Challenges & tradeoffs
- Equirectangular distortion: Standard CNNs assume a uniform pixel grid. ERP stretches non-uniformly with latitude, wraps at the seam, and has a 2:1 aspect ratio, none of which line up with square pretrained inputs.
- Data scarcity: A few hundred labelled frames, with severe class imbalance: columns appear in almost every frame, elevator shafts are rare.
- Synthetic-to-real domain gap: Blender renders give us unlimited labels but don't perfectly match real construction lighting, materials, and clutter. Closing the gap is the open research question.
What I learned
- Re-projection beats spherical convolutions when COCO/ADE20K pretraining is on the table. Pretraining transfer outweighs the geometric purity of operating directly on the sphere.
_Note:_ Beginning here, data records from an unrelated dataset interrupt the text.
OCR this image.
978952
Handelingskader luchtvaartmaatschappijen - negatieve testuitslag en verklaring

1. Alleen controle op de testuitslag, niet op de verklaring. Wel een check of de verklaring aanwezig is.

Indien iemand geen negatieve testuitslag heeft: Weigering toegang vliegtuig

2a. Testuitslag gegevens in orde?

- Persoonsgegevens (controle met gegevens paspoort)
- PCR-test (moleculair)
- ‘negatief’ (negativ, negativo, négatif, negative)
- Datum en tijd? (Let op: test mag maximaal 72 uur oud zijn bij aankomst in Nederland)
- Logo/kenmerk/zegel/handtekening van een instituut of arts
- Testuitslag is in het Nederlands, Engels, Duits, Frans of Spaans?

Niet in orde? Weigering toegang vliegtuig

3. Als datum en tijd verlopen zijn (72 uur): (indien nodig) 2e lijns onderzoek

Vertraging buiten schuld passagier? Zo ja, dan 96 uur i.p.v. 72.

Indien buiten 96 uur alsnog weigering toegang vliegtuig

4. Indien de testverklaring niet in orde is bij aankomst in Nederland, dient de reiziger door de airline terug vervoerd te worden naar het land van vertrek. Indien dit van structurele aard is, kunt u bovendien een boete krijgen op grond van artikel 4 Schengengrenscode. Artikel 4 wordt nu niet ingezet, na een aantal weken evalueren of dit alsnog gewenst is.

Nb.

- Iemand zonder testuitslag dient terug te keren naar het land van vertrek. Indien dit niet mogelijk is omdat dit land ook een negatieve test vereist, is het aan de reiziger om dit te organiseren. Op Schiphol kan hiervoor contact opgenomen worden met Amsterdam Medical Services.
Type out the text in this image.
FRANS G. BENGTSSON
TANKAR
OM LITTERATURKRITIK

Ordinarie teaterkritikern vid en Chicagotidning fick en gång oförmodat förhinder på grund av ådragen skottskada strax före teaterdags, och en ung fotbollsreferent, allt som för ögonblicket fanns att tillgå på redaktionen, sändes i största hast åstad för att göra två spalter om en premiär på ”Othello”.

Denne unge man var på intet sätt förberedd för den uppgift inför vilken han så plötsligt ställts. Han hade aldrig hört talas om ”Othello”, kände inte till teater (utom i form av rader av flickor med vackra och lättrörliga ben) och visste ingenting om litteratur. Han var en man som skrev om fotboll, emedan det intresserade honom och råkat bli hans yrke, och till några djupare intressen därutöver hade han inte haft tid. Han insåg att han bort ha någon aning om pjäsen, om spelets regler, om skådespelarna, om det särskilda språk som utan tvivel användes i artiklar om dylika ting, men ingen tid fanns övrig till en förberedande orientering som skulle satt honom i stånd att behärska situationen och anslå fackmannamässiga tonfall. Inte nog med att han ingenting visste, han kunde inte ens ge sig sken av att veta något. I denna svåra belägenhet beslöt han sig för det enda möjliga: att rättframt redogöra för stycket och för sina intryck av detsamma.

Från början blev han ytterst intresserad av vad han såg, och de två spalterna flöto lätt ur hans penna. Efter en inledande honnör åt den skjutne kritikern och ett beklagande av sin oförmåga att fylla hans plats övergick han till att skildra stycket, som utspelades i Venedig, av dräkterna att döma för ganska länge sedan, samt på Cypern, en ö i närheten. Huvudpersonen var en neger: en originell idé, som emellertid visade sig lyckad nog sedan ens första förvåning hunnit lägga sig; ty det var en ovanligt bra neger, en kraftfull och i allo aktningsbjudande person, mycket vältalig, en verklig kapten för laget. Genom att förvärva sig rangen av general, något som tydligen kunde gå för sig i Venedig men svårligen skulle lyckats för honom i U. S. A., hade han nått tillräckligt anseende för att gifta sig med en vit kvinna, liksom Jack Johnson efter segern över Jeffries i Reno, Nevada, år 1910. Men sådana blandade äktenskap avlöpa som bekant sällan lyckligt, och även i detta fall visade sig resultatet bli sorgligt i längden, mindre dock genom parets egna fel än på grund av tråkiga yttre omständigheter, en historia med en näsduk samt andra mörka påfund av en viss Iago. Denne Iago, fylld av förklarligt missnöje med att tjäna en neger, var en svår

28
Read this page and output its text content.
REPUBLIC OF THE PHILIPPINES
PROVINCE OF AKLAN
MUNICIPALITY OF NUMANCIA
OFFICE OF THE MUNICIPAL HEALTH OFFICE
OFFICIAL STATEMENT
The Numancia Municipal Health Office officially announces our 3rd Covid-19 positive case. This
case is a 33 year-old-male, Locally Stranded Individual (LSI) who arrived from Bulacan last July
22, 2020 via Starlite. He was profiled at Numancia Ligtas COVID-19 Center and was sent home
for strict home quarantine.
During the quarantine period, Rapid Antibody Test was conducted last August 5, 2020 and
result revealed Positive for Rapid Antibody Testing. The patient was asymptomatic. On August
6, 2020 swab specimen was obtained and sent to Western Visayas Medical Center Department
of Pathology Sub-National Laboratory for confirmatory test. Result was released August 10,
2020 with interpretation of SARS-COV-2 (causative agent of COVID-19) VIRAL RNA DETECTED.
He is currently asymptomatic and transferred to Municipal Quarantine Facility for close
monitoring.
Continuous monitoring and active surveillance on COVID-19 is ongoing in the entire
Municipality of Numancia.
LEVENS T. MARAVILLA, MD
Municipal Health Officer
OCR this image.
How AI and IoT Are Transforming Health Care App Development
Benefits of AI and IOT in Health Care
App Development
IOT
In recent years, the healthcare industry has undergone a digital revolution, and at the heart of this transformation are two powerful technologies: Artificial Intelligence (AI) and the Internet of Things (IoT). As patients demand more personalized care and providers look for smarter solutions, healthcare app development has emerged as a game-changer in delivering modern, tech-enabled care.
- Bracketing model strength (YOLO vs Mask2Former vs Roboflow) is what tells you whether the bottleneck is data or model on a small dataset.
- Synthetic-data pipelines are systems problems, not rendering ones. Reproducibility and label-format parity matter more than render fidelity.
- Rare classes (elevator shafts) need explicit rebalancing in the synthetic pipeline; resampling the real frames alone doesn't fix it.